Results after 20 weeks showed overall statistically significant differences between the intervention group and the randomised control group in cognition and function in three of these measures (CGIC, p = 0.001; CDR-SB, p = 0.032; CDR-G, p = 0.037), and differences of borderline significance in the fourth test (ADAS-Cog, p = 0.053).

When a mathematical outlier was excluded, all four measures showed significant differences in cognition and function in the experimental group.

Three of these measures showed improvement in cognition and function in the intervention group and one test showed significantly less disease progression.

In contrast, the randomised control group worsened in all four of these measures.

Not all patients in the intervention group improved; in the CGIC test, 71 per cent improved or were unchanged. In contrast, none of the patients in the control group improved, eight were unchanged and 17 (68 per cent) worsened.

Many patients who experienced improvement reported regaining lost cognition and function.

For example, several patients in the intervention group reported that they had been unable to read a book or watch a film because they kept forgetting what they had just read or viewed and had to keep starting over, but now they were able to do so and retain most of this information.

One individual reported that it used to take him weeks to finish reading a book, but after participating in the study he was able to do so in only three or four days and was able to remember most of what he read.

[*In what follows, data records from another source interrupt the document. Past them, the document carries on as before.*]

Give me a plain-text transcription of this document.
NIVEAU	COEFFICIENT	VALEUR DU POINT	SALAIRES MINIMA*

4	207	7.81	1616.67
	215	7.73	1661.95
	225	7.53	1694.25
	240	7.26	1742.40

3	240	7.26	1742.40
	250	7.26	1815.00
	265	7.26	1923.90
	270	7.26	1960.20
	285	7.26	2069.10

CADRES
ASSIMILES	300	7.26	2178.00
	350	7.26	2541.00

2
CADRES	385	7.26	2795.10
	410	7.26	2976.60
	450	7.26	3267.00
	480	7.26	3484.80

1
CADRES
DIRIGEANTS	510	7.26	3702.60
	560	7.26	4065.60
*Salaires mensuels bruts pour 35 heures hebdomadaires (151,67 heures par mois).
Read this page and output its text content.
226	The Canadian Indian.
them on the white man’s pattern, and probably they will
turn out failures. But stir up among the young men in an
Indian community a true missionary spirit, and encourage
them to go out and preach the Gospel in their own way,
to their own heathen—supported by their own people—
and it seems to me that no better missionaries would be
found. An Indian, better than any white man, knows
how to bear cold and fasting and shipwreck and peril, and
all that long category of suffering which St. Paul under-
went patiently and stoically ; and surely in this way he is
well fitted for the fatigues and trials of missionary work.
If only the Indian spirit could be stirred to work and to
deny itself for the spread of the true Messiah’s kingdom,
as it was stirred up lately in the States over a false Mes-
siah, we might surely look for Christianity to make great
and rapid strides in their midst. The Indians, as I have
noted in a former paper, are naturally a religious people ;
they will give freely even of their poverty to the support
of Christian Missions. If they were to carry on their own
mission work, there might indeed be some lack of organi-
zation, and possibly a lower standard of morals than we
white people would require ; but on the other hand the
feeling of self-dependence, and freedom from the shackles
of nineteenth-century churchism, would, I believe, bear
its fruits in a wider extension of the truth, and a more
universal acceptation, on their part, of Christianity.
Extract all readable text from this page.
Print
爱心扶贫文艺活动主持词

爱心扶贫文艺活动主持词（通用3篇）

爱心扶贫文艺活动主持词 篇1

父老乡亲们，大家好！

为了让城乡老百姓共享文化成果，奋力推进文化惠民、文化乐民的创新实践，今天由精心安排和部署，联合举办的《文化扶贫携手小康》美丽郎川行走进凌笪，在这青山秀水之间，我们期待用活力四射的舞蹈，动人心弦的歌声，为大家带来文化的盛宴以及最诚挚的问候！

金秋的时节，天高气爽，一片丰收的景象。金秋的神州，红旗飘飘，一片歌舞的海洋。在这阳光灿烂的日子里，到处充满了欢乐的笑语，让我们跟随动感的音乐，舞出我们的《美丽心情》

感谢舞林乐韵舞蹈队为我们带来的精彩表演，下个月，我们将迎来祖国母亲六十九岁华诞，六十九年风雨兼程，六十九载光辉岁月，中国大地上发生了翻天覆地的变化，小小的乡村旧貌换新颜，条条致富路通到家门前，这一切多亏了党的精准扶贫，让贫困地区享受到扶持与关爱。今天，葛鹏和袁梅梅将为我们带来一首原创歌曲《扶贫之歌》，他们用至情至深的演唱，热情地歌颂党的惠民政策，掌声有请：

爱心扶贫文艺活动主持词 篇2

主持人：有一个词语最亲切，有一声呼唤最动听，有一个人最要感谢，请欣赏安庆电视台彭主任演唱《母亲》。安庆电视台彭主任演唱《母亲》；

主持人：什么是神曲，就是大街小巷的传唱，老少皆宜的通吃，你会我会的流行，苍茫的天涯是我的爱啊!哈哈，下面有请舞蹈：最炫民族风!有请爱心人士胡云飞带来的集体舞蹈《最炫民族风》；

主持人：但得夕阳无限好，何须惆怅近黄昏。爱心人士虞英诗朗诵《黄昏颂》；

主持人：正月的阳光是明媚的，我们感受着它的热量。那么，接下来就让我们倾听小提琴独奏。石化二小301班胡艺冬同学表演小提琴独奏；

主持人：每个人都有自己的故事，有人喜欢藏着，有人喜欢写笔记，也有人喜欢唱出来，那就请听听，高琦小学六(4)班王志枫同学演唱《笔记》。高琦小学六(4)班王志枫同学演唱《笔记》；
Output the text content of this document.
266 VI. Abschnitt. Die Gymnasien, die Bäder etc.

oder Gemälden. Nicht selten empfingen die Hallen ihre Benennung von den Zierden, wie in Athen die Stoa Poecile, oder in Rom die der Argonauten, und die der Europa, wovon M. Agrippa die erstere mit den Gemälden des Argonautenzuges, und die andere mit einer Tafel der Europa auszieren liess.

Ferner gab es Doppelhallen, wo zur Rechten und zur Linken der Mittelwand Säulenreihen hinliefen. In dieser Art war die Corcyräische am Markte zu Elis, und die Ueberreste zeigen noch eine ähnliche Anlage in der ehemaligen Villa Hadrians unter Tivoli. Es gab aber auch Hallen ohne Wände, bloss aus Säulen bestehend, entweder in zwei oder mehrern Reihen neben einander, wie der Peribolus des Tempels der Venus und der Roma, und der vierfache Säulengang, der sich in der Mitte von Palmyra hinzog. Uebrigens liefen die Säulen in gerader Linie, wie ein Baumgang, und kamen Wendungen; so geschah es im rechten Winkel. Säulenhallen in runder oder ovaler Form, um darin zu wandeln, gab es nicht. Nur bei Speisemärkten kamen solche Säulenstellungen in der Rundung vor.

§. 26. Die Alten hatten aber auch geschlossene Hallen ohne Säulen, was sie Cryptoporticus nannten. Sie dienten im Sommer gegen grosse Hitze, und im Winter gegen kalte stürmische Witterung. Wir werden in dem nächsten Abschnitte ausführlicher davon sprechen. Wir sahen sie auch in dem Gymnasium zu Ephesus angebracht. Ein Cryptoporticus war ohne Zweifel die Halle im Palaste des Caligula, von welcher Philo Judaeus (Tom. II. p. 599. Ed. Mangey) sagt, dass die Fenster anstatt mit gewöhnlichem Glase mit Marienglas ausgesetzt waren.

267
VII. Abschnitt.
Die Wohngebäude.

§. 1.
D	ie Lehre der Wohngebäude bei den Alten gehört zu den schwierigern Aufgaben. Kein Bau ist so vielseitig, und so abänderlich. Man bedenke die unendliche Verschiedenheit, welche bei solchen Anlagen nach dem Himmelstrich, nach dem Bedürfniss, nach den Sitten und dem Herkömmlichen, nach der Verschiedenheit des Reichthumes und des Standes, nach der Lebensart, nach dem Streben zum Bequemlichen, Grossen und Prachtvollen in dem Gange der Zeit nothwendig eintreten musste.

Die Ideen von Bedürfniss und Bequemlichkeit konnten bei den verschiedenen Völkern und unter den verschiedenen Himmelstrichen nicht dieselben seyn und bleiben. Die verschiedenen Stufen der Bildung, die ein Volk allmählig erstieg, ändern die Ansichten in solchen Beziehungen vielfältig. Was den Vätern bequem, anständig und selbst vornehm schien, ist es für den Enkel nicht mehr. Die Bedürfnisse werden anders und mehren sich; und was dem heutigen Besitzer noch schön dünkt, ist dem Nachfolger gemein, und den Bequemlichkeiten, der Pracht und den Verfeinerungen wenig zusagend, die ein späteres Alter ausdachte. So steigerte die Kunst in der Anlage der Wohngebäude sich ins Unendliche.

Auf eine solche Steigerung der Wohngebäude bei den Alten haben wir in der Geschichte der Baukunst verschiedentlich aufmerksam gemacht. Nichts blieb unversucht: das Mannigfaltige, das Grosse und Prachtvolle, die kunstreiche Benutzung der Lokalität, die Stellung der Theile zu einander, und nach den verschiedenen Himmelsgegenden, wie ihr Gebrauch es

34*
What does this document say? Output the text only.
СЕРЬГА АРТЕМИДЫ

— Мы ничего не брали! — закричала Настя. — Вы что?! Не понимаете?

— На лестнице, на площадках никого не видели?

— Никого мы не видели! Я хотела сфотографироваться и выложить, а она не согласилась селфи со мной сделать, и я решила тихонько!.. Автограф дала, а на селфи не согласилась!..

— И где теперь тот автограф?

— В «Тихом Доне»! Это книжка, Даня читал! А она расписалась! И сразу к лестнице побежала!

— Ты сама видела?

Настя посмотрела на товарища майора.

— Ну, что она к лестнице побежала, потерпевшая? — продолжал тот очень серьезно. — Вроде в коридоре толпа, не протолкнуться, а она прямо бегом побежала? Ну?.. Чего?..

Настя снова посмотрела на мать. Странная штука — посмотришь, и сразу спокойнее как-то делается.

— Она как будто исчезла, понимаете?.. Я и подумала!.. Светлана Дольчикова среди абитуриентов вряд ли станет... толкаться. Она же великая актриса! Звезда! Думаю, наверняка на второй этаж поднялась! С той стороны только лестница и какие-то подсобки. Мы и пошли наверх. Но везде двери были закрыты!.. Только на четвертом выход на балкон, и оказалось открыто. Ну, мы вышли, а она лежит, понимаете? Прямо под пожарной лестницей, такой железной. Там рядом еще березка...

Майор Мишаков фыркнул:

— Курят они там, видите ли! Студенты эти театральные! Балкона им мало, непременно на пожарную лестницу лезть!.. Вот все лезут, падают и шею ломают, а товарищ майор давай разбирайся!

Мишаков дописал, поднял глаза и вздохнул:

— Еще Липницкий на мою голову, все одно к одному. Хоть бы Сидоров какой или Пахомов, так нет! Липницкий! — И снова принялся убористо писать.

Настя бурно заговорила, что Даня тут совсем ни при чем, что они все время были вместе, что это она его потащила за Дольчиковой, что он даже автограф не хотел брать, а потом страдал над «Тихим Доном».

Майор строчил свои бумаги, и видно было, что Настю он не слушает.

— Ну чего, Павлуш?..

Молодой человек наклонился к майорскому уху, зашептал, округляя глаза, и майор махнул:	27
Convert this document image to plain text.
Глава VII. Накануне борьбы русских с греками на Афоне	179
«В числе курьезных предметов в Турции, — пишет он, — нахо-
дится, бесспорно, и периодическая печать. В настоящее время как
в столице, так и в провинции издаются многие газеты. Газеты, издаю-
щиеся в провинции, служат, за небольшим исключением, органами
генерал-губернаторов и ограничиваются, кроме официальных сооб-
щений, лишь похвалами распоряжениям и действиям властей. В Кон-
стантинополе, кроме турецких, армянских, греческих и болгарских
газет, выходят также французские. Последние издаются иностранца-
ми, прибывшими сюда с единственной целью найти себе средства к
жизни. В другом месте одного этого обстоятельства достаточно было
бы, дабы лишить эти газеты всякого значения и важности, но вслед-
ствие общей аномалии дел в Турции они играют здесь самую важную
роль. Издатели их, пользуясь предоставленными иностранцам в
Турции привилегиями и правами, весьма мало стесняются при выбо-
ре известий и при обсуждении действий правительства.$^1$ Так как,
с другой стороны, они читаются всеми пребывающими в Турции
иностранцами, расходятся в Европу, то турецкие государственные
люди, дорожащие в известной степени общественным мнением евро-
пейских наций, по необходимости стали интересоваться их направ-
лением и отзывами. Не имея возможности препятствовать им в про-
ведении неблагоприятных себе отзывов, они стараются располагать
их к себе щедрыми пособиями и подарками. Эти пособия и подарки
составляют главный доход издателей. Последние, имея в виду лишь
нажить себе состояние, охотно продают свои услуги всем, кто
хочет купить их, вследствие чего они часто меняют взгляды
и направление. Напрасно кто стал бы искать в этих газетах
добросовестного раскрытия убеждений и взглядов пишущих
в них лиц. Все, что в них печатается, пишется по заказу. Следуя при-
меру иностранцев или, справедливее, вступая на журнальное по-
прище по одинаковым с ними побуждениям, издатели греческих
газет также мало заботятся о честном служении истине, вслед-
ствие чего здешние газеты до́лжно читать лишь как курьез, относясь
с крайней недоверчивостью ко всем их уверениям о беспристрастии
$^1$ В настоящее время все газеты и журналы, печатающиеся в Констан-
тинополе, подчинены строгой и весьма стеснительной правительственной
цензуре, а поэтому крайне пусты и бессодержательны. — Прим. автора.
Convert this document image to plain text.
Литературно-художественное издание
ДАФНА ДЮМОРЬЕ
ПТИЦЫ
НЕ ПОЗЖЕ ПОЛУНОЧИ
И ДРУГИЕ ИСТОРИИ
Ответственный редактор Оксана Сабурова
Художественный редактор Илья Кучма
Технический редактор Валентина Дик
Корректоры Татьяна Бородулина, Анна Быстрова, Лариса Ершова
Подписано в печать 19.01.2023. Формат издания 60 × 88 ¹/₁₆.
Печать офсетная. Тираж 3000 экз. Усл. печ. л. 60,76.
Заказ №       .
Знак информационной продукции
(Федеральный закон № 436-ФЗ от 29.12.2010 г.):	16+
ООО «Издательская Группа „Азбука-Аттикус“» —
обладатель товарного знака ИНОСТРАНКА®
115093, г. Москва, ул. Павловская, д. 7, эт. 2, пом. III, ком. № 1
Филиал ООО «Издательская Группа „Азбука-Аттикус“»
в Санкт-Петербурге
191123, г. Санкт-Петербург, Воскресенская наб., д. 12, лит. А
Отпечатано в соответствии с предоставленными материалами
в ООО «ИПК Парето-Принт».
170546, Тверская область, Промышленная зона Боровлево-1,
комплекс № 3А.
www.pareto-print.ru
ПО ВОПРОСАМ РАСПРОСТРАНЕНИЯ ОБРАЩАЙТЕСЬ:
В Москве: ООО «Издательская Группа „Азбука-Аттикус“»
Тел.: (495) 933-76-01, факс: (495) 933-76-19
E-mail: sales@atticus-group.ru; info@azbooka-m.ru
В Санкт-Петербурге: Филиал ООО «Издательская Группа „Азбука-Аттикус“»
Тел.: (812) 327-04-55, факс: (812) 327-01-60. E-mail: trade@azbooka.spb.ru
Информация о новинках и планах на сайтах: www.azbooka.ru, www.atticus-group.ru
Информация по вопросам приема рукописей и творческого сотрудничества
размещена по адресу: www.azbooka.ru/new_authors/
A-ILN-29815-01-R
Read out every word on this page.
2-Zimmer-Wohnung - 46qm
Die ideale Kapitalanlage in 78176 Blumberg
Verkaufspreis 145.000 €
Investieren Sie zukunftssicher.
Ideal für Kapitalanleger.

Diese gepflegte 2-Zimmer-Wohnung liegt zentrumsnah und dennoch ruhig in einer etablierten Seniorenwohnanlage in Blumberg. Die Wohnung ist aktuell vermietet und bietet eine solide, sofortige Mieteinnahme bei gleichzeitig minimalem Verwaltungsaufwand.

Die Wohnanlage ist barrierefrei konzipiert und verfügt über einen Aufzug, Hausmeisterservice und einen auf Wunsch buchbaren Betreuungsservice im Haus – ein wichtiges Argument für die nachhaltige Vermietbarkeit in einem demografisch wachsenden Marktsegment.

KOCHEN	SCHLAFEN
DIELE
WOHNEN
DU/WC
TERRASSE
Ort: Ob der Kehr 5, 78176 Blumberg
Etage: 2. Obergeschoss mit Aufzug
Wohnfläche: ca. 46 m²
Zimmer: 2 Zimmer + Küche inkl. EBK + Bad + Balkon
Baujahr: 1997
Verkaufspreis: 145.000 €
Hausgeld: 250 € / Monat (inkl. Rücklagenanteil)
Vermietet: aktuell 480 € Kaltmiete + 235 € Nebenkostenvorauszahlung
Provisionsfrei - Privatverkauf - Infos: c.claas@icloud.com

There was a statistically significant dose-response correlation between the degree of lifestyle changes in both groups and the degree of change in most measures of cognition and function testing.

In short, the more these patients changed their lifestyle in the prescribed ways, the greater was the beneficial impact on their cognition and function.

In addition to improvements in cognition and function, the intervention group also demonstrated significant improvements in several key blood-based biomarkers.

One of the most clinically relevant biomarkers is called the Aβ42/40 ratio, which is a measure of amyloid, thought to be an important mechanism in Alzheimer’s disease.

This measure improved in the lifestyle intervention group (with the presumption that this improvement reflected amyloid moving out of the brain and into the blood), but it worsened in the randomized control group, and these differences were statistically significant.

There was also a statistically significant dose-response correlation between the degree of lifestyle change and the degree of improvement in this amyloid ratio (p = 0.035).

This direction of change in amyloid was also a major finding with lecanemab, a drug approved for treating Alzheimer’s disease last year.

Also, the gut microbiome in the intervention group showed a significant decrease in organisms that raise the risk of Alzheimer’s disease and an increase in organisms that are protective against Alzheimer’s disease.